= Exceptional Women in Publishing =

Exceptional Women in Publishing (EWIP) is a non-profit organization formerly known as Women in Periodical Publishing (WIPP). EWIP's goal is to help women in publishing support each other, develop leadership skills, and balance professional and personal interests. EWIP's programs are meant to foster growth for smaller, independent publications by and for women and to offer a range of community building and professional development programs through its gatherings, online communications, advocacy, mentoring and research.

EWIP mission is dual: to educate, empower and support women in publishing and to educate, empower and support women through the power of publishing. It does this through its Women's Leadership Conference, its annual Exceptional Woman in Publishing award, and its bi-monthly newsletter, EWIP Wired.

==Background==

EWIP is run entirely by volunteers. Its membership comprises women from all areas of publishing as opposed to strictly editorial, business, sales, or production. Its volunteer board meets monthly via teleconference and annually at the Women's Leadership Conference. Each board member works with volunteer committees on events, programs, awards, mentoring, and other EWIP activities.

EWIP builds its membership through regional events, social networking and the annual Women's Leadership Conference.

==History==

WIPP was founded in 1999 by Linda Ruth and Thea Selby, publishing professionals who felt the need for a national organization that addressed the leadership aspirations of women in magazine publishing. Its first Exceptional Woman in Publishing (EWIP) award was presented at the FOLIO:Show in New York City that same year, to Gloria Steinem. Additional awards were added in later years: EWIP: Distribution, EWIP:Mentor, and EWIP: Entrepreneur.

In 2009 WIPP launched its first Women's Leadership Conference in San Francisco. The keynote speaker was Congresswoman Jackie Speier and the Exceptional Woman in Publishing award was presented at the luncheon to Alix Kennedy of Disney Publishing Worldwide.

In 2010 Women in Periodical Publishing became Exceptional Women in Publishing. EWIP's membership agreed that with publishing's expanded charter to online, video, and digital media the name of the association needed to be expanded as well to embrace all forms of old and new media.

==Partnerships==

EWIP has partnerships with trade associations and non-profits throughout the publishing industry.
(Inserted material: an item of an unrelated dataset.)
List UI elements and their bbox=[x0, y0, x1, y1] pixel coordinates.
The associations support one another in communications with members, notification of events, and reciprocal discounts. Partner organizations include the Periodical and Book Association of America (PBAA), Red 7 Media, and Yale Publishing Course.

==EWIP Awards==

Between 1998 and 2019, EWIP issued an annual Exceptional Women in Publishing award. The award aimed to honor women who have risen to a leadership level in publishing, overcoming significant challenges in her career, achieved a high standard of excellence; and who consistently offer guidance to other publishing professionals.

===EWIP Award Recipients===

Source:

- 1998 Gloria Steinem, co-founder of Ms. (magazine).
- 1999 Bonnie Krueger, founding publisher, Associated Press publications.
- 2000 Linda Gardiner, founding editor, Women's Review of Books
- 2001 Rita Henley Jensen, founding editor, Women's ENews.
- 2002 Marie Clapper, president and publisher, Clapper Communications.
- 2003 Susan L. Taylor, founding editor, Essence (magazine).
- 2004 Ardie Rodale and Maria Rodale, Rodale, Inc.
- 2005 Eleanor Clift, author and contributing editor, Newsweek.
- 2006 Lynn Povich, journalist and former Editor-in-Chief, Working Woman.
- 2007 Phyllis Hoffman, president and CEO, Hoffman Media LLC.
- 2008 Alix Kennedy, former VP and editorial director for Disney Publishing Worldwide.
- 2009 Dorothy Kalins, founding editor of Saveur.
- 2010 Katrina vanden Heuvel, editor and publisher of The Nation magazine.
- 2011 Laurel Touby, founder and senior vice president of mediabistro.com
- 2012 Michela O'Connor Abrams, president Dwell Media, LLC.
- 2013 Deanna Brown, CEO Federated Media Publishing.
- 2014 Kara Swisher, co-founder, Recode.
- 2015 Susan Goldberg, editor in chief, National Geographic.
- 2016 Monika Bauerlein, chief executive officer, and Clara Jeffery, editor in chief, Mother Jones.
- 2017 Janice Min, co-president and chief creative officer of The Hollywood Reporter-Billboard Media Group.
- 2018 President's Award/Kristen Go, Managing Editor for National News, USA TODAY; Breaking the Glass Ceiling Award/Katherine Ann Rowlands, Owner, Bay City News; Breaking News Coverage Award/Catherine Barnett and Annika Toernqvist, The Press Democrat.